A very good example of how tricky the introduction of new technologies is, just look at your own personal behavior. You can buy nanotechnology-based water filters for your home today, for instance Brita filters which you just screw onto your kitchen tap. That gives you perfectly good, safe and fine-tasting drinking water. Chances are, though, that your fridge is stocked with bottled water; an alternative that, although you couldn't taste the difference to filtered tap water, is more expensive and ecologically damaging. Could it be that you are influenced by the ubiquitous ads for the oh-so-healthy products of the bottled water industry? If you bought Brita and other companies' filters you would support companies like Argonide that push nanotechnology in their products. If you buy bottled water you support companies like Coca Cola. Brita, Argonide et. al. can't afford the huge advertising budgets of the food giants but an informed consumer shouldn't be misled by advertising anyway (nice theory...). Let's just say we agree that water filters are a better choice than plastic bottles. What then will it take for a consumer society to change its behavior and switch to the beneficial technology? Which in turn would bring the price of this technology down and help spread its reach.
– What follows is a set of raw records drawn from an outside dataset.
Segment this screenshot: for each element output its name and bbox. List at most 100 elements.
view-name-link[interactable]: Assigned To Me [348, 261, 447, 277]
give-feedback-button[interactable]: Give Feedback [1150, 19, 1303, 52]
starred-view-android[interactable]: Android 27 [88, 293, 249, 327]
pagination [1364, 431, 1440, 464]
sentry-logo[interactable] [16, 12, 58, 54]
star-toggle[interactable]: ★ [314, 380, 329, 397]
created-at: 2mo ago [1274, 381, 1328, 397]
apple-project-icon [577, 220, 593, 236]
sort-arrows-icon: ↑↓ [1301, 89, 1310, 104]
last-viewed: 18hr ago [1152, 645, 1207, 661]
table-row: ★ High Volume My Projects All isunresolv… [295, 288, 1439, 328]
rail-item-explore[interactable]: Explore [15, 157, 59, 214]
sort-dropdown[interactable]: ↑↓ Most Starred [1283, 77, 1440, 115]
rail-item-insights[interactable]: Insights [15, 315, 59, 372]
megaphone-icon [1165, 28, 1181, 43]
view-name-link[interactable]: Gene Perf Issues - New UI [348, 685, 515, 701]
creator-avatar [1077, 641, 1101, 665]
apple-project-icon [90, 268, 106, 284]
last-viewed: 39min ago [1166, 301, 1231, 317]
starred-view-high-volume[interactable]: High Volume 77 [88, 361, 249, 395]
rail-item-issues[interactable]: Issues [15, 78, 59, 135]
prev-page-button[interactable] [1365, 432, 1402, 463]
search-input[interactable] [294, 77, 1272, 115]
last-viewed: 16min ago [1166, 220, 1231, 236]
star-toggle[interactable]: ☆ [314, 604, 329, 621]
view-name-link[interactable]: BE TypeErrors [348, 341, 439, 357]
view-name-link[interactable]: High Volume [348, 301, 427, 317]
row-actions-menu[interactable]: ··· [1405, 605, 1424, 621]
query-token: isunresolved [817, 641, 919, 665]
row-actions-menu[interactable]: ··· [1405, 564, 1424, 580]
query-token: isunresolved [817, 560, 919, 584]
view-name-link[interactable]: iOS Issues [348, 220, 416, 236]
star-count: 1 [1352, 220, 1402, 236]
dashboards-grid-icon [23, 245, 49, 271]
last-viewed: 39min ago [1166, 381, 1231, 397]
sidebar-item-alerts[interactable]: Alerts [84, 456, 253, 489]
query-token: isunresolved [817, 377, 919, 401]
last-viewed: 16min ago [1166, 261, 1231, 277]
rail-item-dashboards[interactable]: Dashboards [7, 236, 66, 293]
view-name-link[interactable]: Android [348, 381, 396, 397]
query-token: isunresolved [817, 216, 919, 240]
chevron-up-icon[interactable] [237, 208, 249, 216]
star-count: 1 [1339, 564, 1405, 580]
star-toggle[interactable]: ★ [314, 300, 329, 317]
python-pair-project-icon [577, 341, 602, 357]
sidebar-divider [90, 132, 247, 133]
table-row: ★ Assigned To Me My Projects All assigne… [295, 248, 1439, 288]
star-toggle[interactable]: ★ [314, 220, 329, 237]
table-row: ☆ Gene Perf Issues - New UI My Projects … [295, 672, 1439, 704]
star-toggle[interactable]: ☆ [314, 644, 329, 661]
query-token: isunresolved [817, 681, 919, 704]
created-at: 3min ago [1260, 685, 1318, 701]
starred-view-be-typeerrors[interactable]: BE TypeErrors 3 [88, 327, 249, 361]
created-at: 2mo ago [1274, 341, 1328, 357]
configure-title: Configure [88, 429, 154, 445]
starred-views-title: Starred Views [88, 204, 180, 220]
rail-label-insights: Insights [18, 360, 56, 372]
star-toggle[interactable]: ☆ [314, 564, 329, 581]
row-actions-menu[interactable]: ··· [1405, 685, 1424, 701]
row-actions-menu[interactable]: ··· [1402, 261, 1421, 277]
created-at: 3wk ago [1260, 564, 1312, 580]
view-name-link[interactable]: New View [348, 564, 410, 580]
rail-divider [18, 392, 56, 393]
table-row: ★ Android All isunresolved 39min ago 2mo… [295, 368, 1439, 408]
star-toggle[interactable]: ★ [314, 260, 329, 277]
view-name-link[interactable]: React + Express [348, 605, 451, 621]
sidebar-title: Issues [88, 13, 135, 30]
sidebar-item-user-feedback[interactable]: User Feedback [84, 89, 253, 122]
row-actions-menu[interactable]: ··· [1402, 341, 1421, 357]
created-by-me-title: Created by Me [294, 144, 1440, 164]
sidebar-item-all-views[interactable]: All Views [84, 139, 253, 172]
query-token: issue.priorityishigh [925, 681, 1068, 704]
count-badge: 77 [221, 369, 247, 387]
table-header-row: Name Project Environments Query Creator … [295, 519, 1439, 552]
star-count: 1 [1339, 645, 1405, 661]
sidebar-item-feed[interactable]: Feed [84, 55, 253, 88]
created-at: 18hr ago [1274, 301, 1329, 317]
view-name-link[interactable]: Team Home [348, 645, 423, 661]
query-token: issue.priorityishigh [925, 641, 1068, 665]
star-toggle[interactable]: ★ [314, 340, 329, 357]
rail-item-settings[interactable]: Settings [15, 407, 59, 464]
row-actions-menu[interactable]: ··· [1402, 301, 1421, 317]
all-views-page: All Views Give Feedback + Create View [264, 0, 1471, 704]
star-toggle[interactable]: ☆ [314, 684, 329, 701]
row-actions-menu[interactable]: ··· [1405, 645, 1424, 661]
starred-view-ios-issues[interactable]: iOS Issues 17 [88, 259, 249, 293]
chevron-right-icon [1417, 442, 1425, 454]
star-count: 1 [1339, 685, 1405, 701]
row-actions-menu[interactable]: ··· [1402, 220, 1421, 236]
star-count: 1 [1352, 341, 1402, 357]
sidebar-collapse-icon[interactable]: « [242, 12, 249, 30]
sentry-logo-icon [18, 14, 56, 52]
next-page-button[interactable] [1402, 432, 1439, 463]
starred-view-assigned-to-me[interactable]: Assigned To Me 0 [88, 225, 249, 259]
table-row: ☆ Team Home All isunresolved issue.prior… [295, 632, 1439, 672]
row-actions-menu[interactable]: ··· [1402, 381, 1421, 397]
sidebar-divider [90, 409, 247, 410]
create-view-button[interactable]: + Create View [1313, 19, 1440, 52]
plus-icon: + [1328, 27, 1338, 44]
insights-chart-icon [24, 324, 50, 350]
In conclusion, there are three points to make. The first is that conventional technology and political will today could solve a lot, if not all, of the water problems the world is facing. At considerable cost. The second is that nanotechnologies, in theory, could make it easier to solve these problems if the hurdle of commercialization can be overcome; because as long as nanotechnology-enabled products are more expensive than their non-nanotech alternatives, we'll face the some problems that we already are having today. And lastly, no matter how promising a new technology is, if entrenched economic interests have different goals, it is hard to reap the benefits of the new.